Leading banks in Hong Kong allegedly reduce account opening requirements for start-ups and SMEs.
Hong Kong has a well-deserved reputation as an easy place to do business. New arrivals are always impressed by how quickly they can register a business and settle in the city. However, this initial enthusiasm is very often dampened when it comes to opening a bank account in Hong Kong.
Occasionally, it can even happen that the application for opening an account for a start-up company is rejected due to the fact, that the company is "too young". This, however, seems rather odd as it is an inherent feature of start-ups.
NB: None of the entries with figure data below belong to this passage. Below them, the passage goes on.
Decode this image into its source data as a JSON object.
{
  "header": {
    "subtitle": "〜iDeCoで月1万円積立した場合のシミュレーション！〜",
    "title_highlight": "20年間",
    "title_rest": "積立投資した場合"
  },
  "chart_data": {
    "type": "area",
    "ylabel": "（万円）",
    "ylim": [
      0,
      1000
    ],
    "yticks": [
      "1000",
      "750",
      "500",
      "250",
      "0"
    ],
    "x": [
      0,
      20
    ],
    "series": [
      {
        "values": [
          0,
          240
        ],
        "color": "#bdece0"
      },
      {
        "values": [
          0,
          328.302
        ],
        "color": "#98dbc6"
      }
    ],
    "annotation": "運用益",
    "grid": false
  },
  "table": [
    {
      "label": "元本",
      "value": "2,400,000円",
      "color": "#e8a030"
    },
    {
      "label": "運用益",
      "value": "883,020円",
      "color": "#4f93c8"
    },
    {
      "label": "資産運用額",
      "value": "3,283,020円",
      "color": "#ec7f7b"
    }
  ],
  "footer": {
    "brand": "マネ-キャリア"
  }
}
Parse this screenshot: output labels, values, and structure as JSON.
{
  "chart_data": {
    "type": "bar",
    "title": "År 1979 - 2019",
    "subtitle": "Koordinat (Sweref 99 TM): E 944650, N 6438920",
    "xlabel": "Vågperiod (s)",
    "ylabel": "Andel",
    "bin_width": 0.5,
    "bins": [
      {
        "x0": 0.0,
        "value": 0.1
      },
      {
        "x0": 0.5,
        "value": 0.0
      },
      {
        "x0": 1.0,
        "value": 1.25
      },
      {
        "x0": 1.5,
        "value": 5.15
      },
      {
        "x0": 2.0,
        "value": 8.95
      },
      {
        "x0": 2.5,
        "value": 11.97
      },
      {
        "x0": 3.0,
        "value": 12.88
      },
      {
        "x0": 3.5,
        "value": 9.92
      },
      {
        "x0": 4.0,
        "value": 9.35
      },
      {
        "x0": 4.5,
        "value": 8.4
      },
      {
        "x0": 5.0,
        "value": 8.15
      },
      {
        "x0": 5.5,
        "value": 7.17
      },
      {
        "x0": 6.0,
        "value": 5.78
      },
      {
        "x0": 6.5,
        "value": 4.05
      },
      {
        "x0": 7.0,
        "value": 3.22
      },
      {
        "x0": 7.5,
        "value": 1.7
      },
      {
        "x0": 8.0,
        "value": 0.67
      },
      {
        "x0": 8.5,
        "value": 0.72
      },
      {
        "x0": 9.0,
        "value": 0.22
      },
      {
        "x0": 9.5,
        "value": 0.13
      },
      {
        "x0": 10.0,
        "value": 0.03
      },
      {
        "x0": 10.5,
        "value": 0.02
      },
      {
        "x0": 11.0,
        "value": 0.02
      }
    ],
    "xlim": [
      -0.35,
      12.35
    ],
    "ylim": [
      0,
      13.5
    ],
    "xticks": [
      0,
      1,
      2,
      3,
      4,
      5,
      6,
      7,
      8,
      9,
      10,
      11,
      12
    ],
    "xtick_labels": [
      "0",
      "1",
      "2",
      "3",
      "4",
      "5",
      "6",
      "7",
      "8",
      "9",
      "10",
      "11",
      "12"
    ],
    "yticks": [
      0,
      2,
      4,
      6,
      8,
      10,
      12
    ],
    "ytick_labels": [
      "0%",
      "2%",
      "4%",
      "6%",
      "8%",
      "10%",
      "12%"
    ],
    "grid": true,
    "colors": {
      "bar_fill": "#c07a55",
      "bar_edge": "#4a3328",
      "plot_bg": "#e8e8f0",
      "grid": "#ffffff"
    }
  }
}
There are also testimonies that, one month after submitting their detailed account opening documents, applicants are asked to declare points such as their date of birth, even though the potential customer has signed and handed in a copy of their ID card in front of HSBC employees.
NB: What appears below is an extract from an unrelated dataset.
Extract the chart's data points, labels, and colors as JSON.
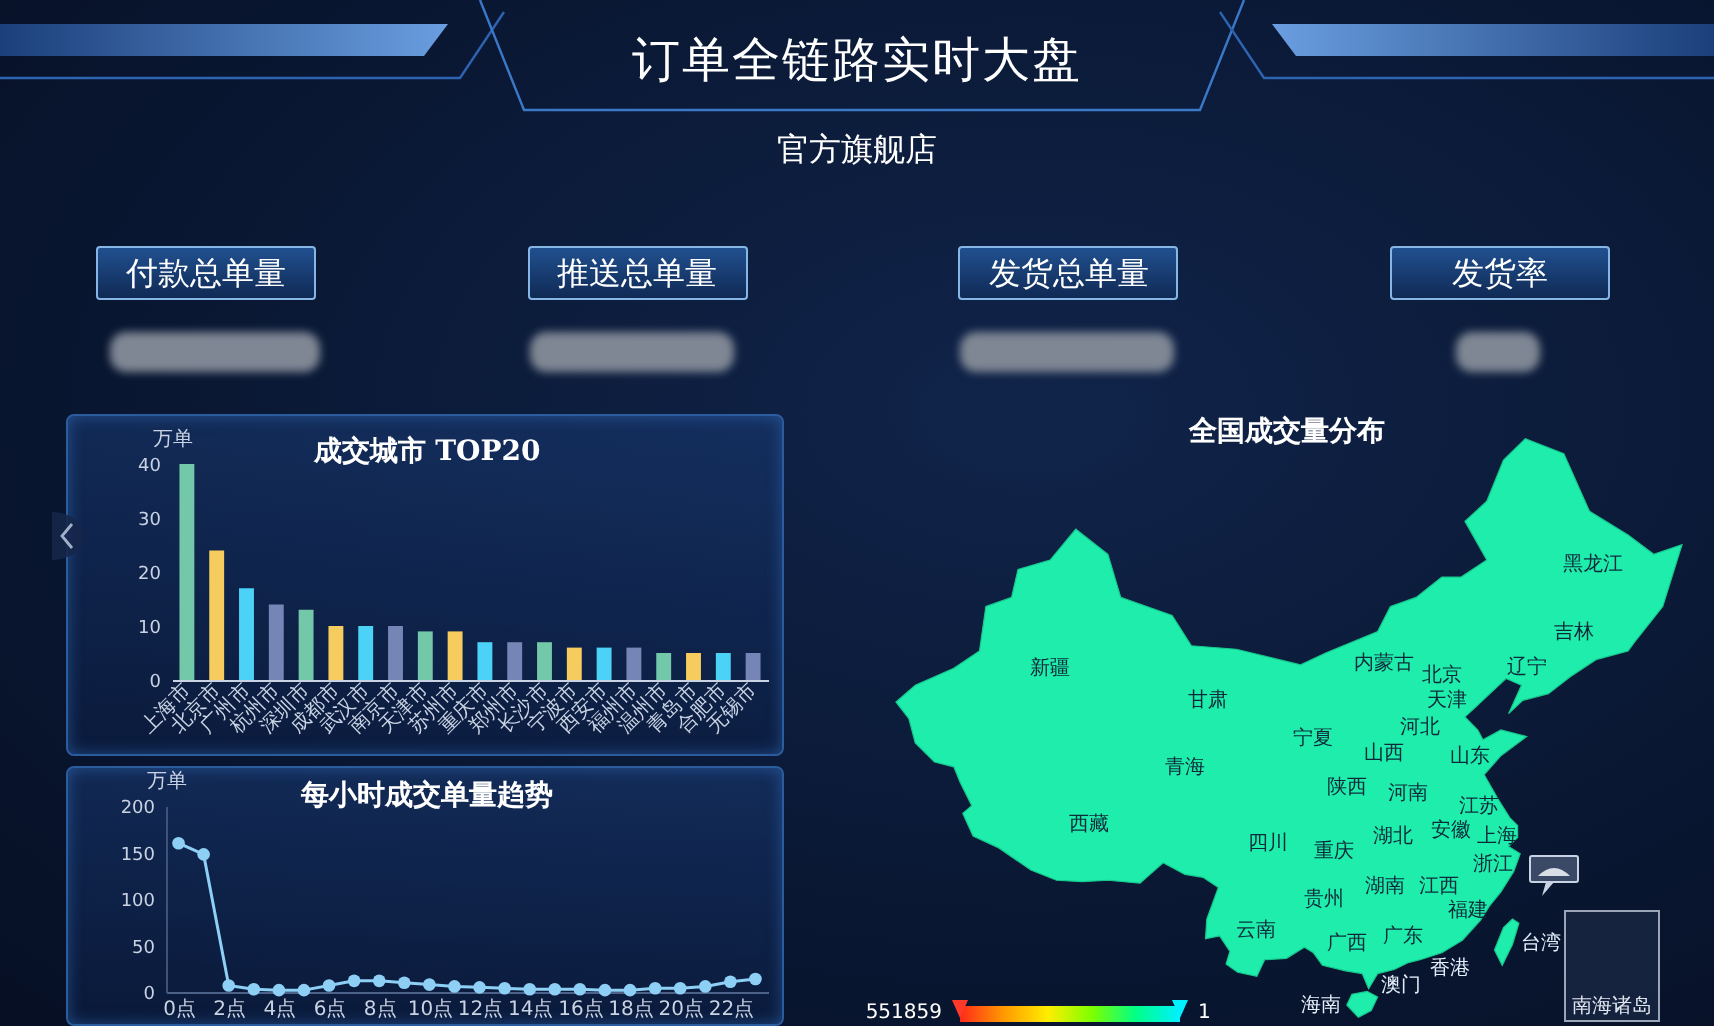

In the face of increasingly stringent international regulations and KYC (know-your-client) requirements, banks have also introduced several new steps in the account opening process.
International efforts to combat money laundering and terrorist financing have gradually been stepped up. Global sanctions systems and other regulatory requirements have increased the complexity of the landscape. Financial institutions around the world, including banks in Hong Kong, are now subject to much stricter international standards and have therefore generally strengthened the related controls, including a more comprehensive and thorough review of existing and, above all, new clients.
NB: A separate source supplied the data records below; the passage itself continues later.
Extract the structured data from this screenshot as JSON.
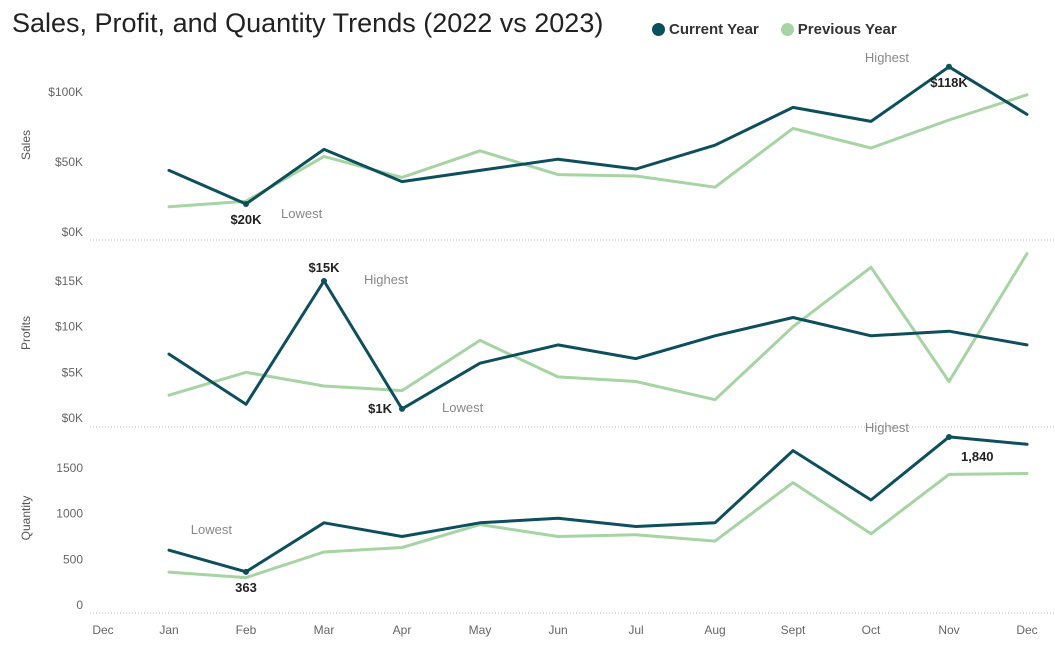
{
  "chart_data": {
    "type": "line",
    "title": "Sales, Profit, and Quantity Trends (2022 vs 2023)",
    "categories": [
      "Dec",
      "Jan",
      "Feb",
      "Mar",
      "Apr",
      "May",
      "Jun",
      "Jul",
      "Aug",
      "Sept",
      "Oct",
      "Nov",
      "Dec"
    ],
    "legend": [
      {
        "name": "Current Year",
        "color": "#0d4f5c"
      },
      {
        "name": "Previous Year",
        "color": "#a6d4a3"
      }
    ],
    "legend_position": "top-right",
    "panels": [
      {
        "ylabel": "Sales",
        "ylim": [
          0,
          120000
        ],
        "yticks": [
          {
            "value": 0,
            "label": "$0K"
          },
          {
            "value": 50000,
            "label": "$50K"
          },
          {
            "value": 100000,
            "label": "$100K"
          }
        ],
        "series": [
          {
            "name": "Current Year",
            "values": [
              null,
              44000,
              20000,
              59000,
              36000,
              44000,
              52000,
              45000,
              62000,
              89000,
              79000,
              118000,
              84000
            ]
          },
          {
            "name": "Previous Year",
            "values": [
              null,
              18000,
              22000,
              54000,
              39000,
              58000,
              41000,
              40000,
              32000,
              74000,
              60000,
              80000,
              98000
            ]
          }
        ],
        "annotations": [
          {
            "text": "$20K",
            "category": 2,
            "value": 20000,
            "kind": "value",
            "placement": "below"
          },
          {
            "text": "Lowest",
            "category": 2,
            "value": 20000,
            "kind": "note",
            "placement": "below-right"
          },
          {
            "text": "$118K",
            "category": 11,
            "value": 118000,
            "kind": "value",
            "placement": "below"
          },
          {
            "text": "Highest",
            "category": 11,
            "value": 118000,
            "kind": "note",
            "placement": "left"
          }
        ]
      },
      {
        "ylabel": "Profits",
        "ylim": [
          0,
          18000
        ],
        "yticks": [
          {
            "value": 0,
            "label": "$0K"
          },
          {
            "value": 5000,
            "label": "$5K"
          },
          {
            "value": 10000,
            "label": "$10K"
          },
          {
            "value": 15000,
            "label": "$15K"
          }
        ],
        "series": [
          {
            "name": "Current Year",
            "values": [
              null,
              7000,
              1500,
              15000,
              1000,
              6000,
              8000,
              6500,
              9000,
              11000,
              9000,
              9500,
              8000
            ]
          },
          {
            "name": "Previous Year",
            "values": [
              null,
              2500,
              5000,
              3500,
              3000,
              8500,
              4500,
              4000,
              2000,
              10000,
              16500,
              4000,
              18000
            ]
          }
        ],
        "annotations": [
          {
            "text": "$15K",
            "category": 3,
            "value": 15000,
            "kind": "value",
            "placement": "above"
          },
          {
            "text": "Highest",
            "category": 3,
            "value": 15000,
            "kind": "note",
            "placement": "right"
          },
          {
            "text": "$1K",
            "category": 4,
            "value": 1000,
            "kind": "value",
            "placement": "left"
          },
          {
            "text": "Lowest",
            "category": 4,
            "value": 1000,
            "kind": "note",
            "placement": "right"
          }
        ]
      },
      {
        "ylabel": "Quantity",
        "ylim": [
          0,
          1900
        ],
        "yticks": [
          {
            "value": 0,
            "label": "0"
          },
          {
            "value": 500,
            "label": "500"
          },
          {
            "value": 1000,
            "label": "1000"
          },
          {
            "value": 1500,
            "label": "1500"
          }
        ],
        "series": [
          {
            "name": "Current Year",
            "values": [
              null,
              600,
              363,
              900,
              750,
              900,
              950,
              860,
              900,
              1690,
              1150,
              1840,
              1760
            ]
          },
          {
            "name": "Previous Year",
            "values": [
              null,
              360,
              300,
              580,
              630,
              880,
              750,
              770,
              700,
              1340,
              780,
              1430,
              1440
            ]
          }
        ],
        "annotations": [
          {
            "text": "363",
            "category": 2,
            "value": 363,
            "kind": "value",
            "placement": "below"
          },
          {
            "text": "Lowest",
            "category": 2,
            "value": 363,
            "kind": "note",
            "placement": "above-left"
          },
          {
            "text": "1,840",
            "category": 11,
            "value": 1840,
            "kind": "value",
            "placement": "below-right"
          },
          {
            "text": "Highest",
            "category": 11,
            "value": 1840,
            "kind": "note",
            "placement": "left"
          }
        ]
      }
    ]
  }
}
Through the Hong Kong Monetary Authority's (HKMA) close dialogue with business and feedback from the corporate sector, the HKMA has become aware of the fact that some companies do not require the full range of banking services. These include small and medium-sized enterprises (SME's), start-ups and companies from outside Hong Kong seeking a presence in city. In particular, the full range of services generally offered by traditional bank accounts is not necessary immediately after establishing and in the early stages of banking relationships. The HKMA has therefore been working with banks to evaluate the introduction of a new service option to meet the needs of corporate clients in their early stages, especially when potential clients are not easily able to provide certain Customer Due Diligence (CDD) documents required for traditional accounts. For this reason, HKMA has encouraged banks in Hong Kong to introduce a SBA concept.
How shall the Simple Bank Accounts (SBA) concept differ from ordinary bank accounts?
"Simple Bank Account" services were introduced by some banks to eligible corporate customers based on their actual business requirements ). An SBA is essentially a traditional bank account but concentrates solely on providing basic banking services such as deposits and withdrawals, local and cross-border transfers, and all that with the important difference that the requirements and documentation needed to open it are reduced to an adequate level. SBAs offer a narrower scope of services and a lower transaction volume than traditional accounts, so that the associated risks for the banks are relatively low and therefore less extensive Customer Due Diligence (CDD) measures need to be carried out when opening accounts. Expanding and growing companies, which of course often require more comprehensive banking services to meet their business needs, can upgrade their SBAs by running the necessary CDD processes according to the banks' requirements.
When processing requests for corporate accounts, banks generally request the following information or the corresponding original documents:
- corporate identification documents (e.g. certificate of incorporation), and information of the address of the registered office and principal place of business
- information on the beneficial owner(s)
- the purpose and intended nature of the account, and
- information of the person acting on behalf of the company.
Depending on the case and circumstances (such as the background of the applicants, the banking services requested, etc.) and the banks' risk assessments, banks may also require applicants to provide further documentation.
For SBAs, banks still need to obtain the above four categories of information, but may carry out less extensive CDD measures, for example by requiring less detailed information and evidence from applicants. Individual banks design their own SBAs based on their business strategies and risk assessments, so the scope of services offered and CDD measures implemented may vary. As SBAs involve streamlined CDD measures, it is anticipated that the account opening process for start-ups and SMEs will improve. The actual time required will of course depend on the individual case and the availability of the information required from the applicants.
Three central banks in Hong Kong (HSBC, Standard Chartered and Bank of China) pledged to introduce such SBA services. There are already several accounts that have been successfully opened under the SBA requirements, and more and more requests and new applications are being processed by the banks. It remains to be seen, however, whether the Hong Kong banks have initiated a real improvement in account opening, or whether these are just positive isolated cases. So far, Hong Kong banks have failed to improve their services.